Par ici, par ici, l’intendante en avait de bonnes ! Dans la montée en colimaçon terriblement étroite, regagner l’étage supérieur relèverait d’un véritable défi. Il resserra son étreinte autour du corps qu’il portait, puis, concentré, négocia avec prudence le virage continu qui le conduisait au premier niveau. À destination, un large sourire illumina son visage : il avait franchi cette épreuve haut la main ! Une fois le couloir longé, il pénétra dans la pièce dont Inou venait d’ouvrir la porte.
— Où dois-je la déposer ?
— Là, sur la banquette. Ah, oui ! Je me souviens ! Fais-moi apporter quelques baquets d’eau chaude et froide au plus vite.
Alors qu’Amaury s’apprêtait à repartir, la voix d’Inou le rappela.
— Comment ferais-tu pour soigner une côte cassée ?
— Si la fracture semble nette, un à deux mois d’immobilisation devraient suffire.
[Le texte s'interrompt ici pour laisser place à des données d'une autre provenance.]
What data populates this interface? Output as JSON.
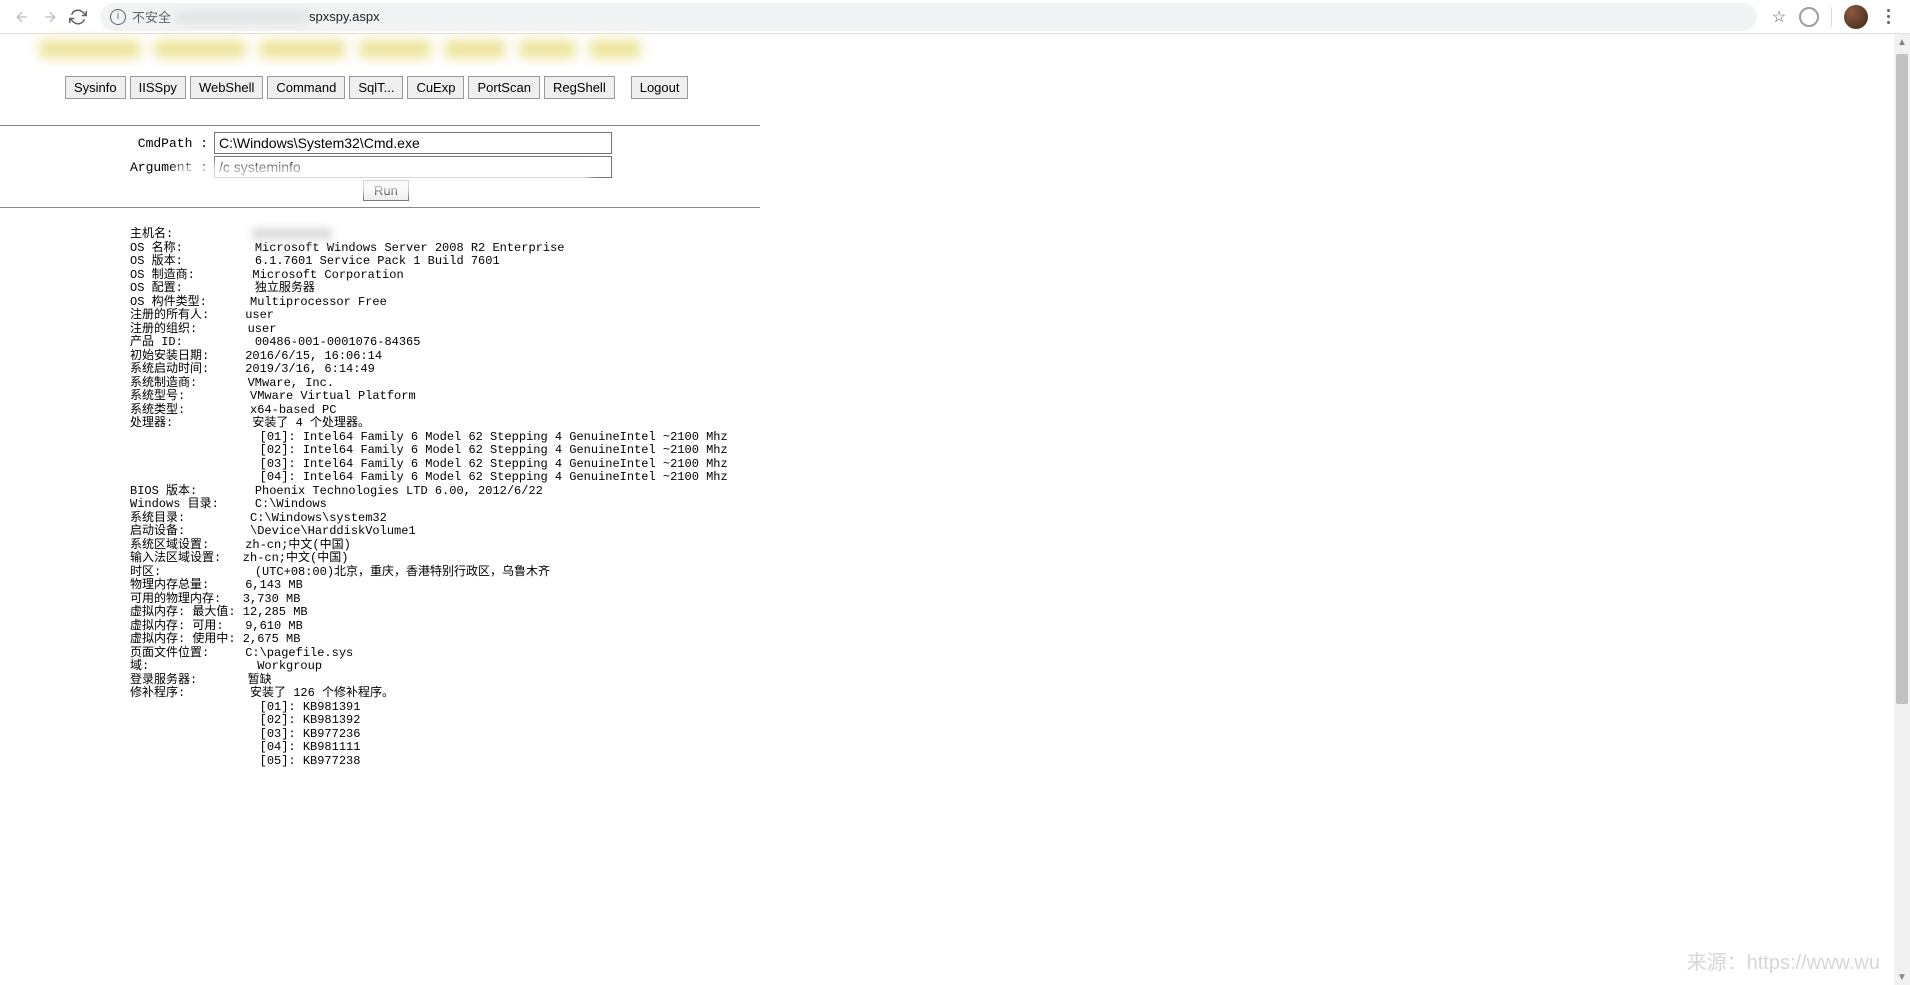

Il est possible de bander le thorax pour améliorer la tenue des os, mais, personnellement, je doute de l’efficacité de ce procédé. Dans des cas plus graves, les traitements deviennent plus compliqués. Après, moi, je m’y connais plus en animaux…
— Et comment peut-on savoir si c’est sérieux ou pas ?
— Chez un chien, palper avec application offre une indication fiable. Pour nous, je suppose que c’est pareil.
— Oui, mais, là, ce n’est pas un homme…
Inou tordit sa bouche de droite à gauche et réciproquement plusieurs fois. Ce tic qu’elle ne contrôlait pas apparaissait quand, embarrassée, elle réfléchissait à la meilleure décision à prendre dans une situation qui l’ennuyait.
— Et tu pourrais déterminer exactement l’étendue de ses blessures sans… enfin, à travers ses vêtements ?
— Probablement…
— Bon alors, vas-y, mais gare à toi si je te vois mettre tes mains à des endroits qui ne sont pas pour toi !
— Oh, dame Inou, j’ai quand même vingt-sept ans ! Je ne suis pas un de ces puceaux en manque de découverte !
— Oui, mais tu n’es pas marié.
— Non, et c’est un bienfait, car, si ma femme apprenait que j’en touche une autre qu’elle, je serais reçu à coups de bâton ce soir à la maison ! s’exclama-t-il, l’air amusé.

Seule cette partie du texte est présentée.